On December 31st an Amtrak train was departing Chicago Union Station and I was to be on it. Travel, as a necessity, is eased by planning and it is not uncommon for potential passengers to purchase their tickets in advance. Amtrak offers an E-ticket service allowing travelers to buy their tickets online and print them out at their leisure. It was a service I, too, had utilized multiple times. However, on December 29th, at the time of this particular tickets purchase, I was asleep, eleven hours away from Chicago at my home in New Jersey.
What had prompted Amtrak to send a ticket addressed with my full name to my personal email? The Sunday morning of the ticket’s arrival, I consulted with my family over their travel plans. My father and I share a name, it was entirely possible that he was traveling and Amtrak had the wrong email on file. After a brief discussion we concluded that no one was traveling to the Midwest within the time frame of the ticket, nor purchased anything from Amtrak in the week prior. It also came to light that in the last month, my parents’ healthcare provider was the victim of a security breach in which personal information was stolen. This elicited, to put it lightly, a very spirited reaction. It was now clear that someone had utilized the data from the breach to create a credit card in my father’s name, and was making purchases on that card. Realizing you are the victim of identity theft is a bit of a glass shattering moment. A sinking, helpless feeling, watching your credit score fall into decline under the weight of bogus, sometimes extremely expensive purchases. After recognizing we were the victims of fraud it had become time to mitigate the potential damage. I encouraged my father to file victim statements with the three major credit rating corporations (Equifax, Experian, and TransUnion), put fraud alerts on all his other credit cards and contact the police. In the meantime I was to cancel the mystery ticket. Once the ticket had been squared away, my parents made their own choice to not file any kind of reports, not with the credit rating agencies, nor the police and to wait out the situation. Frustrated, I attempted to keep occupied by digging around in the tickets. I found that two emails were attached to the purchase receipt, my own personal email and an address with my name, one that I had never seen before. Curious I felt the urge to email that address but neglected to do so, reasoning that it was best to allow my parents to handle the situation in the way they saw fit.
On December 30th another ticket had appeared in my inbox. This ticket was for the December 31st train from Chicago Union Station, it was the same date, time and train as the previous ticket. Again I poked around; it an identical ticket ticket, repurchased the next day, with the exact same information. It was peculiar that an identity thief had such a desire to get out of Chicago on December the 31st. Contemplating my doppelganger’s motivation; I noticed I had another email. To my own shock and bewilderment it was the other email address on the ticket. Astonished my first thought was, this person had the audacity to email me after possibly using my name to book his post-holiday getaway? Opening the imposter’s email I was met with a sight I won’t soon forget. According to a man sharing my exact name, he had purchased an Amtrak ticket yet it had mysteriously been cancelled, by someone posing as him.

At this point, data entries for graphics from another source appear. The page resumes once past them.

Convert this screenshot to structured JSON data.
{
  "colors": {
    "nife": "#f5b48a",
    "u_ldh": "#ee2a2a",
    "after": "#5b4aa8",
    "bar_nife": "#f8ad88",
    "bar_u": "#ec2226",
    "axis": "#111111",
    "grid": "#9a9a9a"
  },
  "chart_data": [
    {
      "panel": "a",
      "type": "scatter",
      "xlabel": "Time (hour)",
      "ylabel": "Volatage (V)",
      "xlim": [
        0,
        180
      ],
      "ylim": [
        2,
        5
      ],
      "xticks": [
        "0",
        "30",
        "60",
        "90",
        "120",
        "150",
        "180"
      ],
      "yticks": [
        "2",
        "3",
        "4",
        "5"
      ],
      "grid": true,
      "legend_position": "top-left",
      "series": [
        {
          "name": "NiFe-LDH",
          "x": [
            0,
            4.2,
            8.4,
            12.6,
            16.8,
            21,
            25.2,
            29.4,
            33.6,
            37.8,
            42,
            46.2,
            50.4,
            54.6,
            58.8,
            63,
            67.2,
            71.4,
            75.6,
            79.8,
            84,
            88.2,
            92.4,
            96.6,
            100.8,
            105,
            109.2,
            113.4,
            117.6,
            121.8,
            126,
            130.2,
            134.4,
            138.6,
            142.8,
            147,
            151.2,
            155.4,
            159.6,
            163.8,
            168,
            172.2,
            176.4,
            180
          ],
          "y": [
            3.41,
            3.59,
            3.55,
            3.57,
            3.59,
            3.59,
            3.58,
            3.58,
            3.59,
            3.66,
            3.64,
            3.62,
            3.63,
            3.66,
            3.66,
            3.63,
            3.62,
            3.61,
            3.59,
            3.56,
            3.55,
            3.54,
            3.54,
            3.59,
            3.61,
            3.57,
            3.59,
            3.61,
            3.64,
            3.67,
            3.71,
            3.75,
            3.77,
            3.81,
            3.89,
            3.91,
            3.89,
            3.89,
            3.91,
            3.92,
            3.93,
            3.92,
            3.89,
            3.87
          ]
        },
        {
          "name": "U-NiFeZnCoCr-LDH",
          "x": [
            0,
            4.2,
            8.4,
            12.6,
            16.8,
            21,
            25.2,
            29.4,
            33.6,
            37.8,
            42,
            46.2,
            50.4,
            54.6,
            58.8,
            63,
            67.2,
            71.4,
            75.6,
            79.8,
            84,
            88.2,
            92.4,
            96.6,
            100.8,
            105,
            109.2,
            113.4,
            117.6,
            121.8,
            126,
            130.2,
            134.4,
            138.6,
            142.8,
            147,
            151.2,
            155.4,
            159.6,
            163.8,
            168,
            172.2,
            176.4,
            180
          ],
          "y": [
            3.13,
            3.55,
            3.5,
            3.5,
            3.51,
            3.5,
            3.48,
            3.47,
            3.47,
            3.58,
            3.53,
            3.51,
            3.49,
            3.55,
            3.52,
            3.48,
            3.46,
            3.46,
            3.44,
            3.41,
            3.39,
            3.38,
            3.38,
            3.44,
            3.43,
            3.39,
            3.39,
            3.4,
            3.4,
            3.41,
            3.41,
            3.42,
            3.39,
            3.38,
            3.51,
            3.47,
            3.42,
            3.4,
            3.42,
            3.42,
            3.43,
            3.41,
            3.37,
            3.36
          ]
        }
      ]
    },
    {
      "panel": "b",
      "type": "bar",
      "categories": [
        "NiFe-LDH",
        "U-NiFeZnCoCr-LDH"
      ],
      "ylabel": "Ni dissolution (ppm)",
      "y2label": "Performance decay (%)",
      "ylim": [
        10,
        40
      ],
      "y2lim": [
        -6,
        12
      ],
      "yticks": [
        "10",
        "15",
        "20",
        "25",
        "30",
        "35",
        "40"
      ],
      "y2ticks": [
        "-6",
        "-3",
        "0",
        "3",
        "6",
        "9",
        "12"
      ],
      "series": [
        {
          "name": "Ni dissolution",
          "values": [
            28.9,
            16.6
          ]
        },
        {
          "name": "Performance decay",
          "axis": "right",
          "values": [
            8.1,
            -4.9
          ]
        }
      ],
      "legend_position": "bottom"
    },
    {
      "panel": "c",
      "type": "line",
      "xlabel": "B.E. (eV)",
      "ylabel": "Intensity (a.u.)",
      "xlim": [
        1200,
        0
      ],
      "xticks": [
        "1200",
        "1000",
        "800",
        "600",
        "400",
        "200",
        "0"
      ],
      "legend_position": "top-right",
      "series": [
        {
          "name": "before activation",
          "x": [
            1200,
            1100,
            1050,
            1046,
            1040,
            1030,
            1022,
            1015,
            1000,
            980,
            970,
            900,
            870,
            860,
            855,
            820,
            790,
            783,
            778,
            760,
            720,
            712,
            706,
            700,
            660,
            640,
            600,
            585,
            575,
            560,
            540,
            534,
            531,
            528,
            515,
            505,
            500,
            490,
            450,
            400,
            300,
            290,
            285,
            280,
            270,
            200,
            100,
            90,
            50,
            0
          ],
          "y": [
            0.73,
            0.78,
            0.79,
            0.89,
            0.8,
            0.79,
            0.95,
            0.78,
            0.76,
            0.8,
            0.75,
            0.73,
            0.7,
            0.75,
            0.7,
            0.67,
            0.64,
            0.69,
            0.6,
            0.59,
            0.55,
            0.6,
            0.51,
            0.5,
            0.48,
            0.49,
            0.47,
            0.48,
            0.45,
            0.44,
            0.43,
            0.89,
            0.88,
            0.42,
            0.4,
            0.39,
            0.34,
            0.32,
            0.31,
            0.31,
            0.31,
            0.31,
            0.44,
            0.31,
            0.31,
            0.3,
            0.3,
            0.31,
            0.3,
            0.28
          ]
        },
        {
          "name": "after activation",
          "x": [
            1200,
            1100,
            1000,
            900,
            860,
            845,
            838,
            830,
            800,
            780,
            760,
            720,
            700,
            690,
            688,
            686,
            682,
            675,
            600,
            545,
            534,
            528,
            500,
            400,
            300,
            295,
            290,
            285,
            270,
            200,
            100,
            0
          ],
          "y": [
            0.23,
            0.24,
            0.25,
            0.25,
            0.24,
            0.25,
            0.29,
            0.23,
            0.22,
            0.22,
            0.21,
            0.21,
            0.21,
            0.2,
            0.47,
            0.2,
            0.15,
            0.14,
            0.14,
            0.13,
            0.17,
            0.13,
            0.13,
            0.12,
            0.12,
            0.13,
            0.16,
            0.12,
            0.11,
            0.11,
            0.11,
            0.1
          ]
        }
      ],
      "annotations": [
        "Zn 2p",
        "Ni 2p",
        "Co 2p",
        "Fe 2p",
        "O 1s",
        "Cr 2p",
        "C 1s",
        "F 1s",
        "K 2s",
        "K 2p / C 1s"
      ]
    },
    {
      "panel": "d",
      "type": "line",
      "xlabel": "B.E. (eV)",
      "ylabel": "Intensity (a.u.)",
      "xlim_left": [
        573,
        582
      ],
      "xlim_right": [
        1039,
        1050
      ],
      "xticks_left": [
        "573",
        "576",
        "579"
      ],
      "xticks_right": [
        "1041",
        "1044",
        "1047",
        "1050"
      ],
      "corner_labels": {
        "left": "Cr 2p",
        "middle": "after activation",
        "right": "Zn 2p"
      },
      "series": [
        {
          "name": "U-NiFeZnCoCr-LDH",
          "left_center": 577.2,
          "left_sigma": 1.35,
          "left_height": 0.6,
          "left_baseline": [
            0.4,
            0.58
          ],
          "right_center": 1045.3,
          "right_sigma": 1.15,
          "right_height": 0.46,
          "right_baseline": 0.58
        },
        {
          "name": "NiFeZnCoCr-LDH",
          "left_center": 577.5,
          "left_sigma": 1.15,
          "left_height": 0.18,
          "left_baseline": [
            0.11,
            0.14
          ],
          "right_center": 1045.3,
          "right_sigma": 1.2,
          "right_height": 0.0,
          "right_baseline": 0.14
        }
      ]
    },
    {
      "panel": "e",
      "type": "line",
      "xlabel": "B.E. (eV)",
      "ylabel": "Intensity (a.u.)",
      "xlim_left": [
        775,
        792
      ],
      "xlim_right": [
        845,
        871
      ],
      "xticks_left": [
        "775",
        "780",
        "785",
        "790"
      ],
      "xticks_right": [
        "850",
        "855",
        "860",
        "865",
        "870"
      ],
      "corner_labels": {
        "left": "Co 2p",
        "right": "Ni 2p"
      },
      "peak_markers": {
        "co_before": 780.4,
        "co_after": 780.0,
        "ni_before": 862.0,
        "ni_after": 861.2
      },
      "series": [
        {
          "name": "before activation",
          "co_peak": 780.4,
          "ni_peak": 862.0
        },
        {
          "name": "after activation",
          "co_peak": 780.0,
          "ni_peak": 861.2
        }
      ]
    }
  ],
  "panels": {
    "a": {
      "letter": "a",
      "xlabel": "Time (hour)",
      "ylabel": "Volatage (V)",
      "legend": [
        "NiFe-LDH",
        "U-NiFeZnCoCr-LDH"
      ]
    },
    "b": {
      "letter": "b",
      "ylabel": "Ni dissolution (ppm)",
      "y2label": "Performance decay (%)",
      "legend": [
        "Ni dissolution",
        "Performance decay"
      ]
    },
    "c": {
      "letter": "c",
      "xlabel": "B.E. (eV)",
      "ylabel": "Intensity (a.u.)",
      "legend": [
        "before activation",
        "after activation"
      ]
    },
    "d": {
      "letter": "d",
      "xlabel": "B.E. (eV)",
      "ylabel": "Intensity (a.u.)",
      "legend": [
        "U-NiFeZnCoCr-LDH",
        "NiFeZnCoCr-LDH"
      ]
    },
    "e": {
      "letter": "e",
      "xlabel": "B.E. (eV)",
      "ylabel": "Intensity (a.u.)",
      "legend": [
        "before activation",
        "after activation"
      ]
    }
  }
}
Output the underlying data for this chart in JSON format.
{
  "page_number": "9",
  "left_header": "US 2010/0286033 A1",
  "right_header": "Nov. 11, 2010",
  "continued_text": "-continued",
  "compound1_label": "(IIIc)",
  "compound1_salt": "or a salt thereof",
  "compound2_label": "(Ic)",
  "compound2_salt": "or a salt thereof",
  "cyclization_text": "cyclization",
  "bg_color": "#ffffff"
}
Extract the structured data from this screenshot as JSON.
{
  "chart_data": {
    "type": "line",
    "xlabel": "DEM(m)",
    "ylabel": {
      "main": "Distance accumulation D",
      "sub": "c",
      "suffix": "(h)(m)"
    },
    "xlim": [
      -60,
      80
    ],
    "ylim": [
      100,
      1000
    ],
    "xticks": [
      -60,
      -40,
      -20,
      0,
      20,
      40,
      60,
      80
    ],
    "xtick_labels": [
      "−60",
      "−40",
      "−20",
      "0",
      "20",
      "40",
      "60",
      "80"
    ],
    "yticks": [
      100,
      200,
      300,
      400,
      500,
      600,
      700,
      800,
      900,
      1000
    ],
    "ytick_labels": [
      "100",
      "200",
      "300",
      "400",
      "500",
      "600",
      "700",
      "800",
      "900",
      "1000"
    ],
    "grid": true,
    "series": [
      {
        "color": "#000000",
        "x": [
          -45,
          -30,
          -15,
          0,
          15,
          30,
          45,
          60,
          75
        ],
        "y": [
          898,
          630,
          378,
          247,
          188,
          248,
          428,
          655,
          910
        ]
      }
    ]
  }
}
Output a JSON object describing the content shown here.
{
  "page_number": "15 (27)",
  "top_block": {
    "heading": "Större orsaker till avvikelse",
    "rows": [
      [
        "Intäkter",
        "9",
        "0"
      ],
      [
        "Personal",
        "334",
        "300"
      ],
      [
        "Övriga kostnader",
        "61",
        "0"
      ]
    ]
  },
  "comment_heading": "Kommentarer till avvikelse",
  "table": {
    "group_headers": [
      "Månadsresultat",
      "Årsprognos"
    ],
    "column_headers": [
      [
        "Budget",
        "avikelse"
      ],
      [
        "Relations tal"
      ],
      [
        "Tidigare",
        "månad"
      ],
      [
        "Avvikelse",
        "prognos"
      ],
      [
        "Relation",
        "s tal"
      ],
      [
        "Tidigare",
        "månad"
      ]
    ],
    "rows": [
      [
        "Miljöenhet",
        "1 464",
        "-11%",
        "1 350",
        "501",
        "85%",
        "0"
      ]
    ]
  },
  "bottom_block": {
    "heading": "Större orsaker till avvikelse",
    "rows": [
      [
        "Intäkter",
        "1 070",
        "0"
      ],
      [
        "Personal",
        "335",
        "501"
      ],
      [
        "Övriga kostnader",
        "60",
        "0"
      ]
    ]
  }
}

howmanyofme.com is a web tool that allows the user to enter their first and last names to see how many other Americans share their name. From those results, there are fifty eight Frank Quigley’s in the United States, for perspective this means that the U.S is composed of .00000018% Frank Quigley’s. Upon looking into this man’s attached signature, his personal email and my own personal email differ by just four alphanumeric characters. Slowly I realized that through some sick twist of fate, I was actually the bad guy, canceling a strangers train ticket mere days after Christmas, and possibly causing them unneeded travel related stress. It was a one in a million fluke, a Christmas miracle of sorts. In the most unlikely way my taking the correct steps to protect my own identity, ended up being detrimental to someone equally as innocent.
Yet I had to return to my parents’ own inaction. My experience had been a chance encounter yet their information really had been lost, by a real security breach. Nine out of Ten times this is a case of stolen identity and I could not recommend a course of inaction when dealing with identity theft. It is important to take steps to protect yourself and if you believe your identity has been stolen the federal government has great resources to walk you through minimizing the damage and getting your life back into your hands.
After a brief correspondence my situation with the other Frank was been resolved and I was left with one of the most memorable emails I have ever received.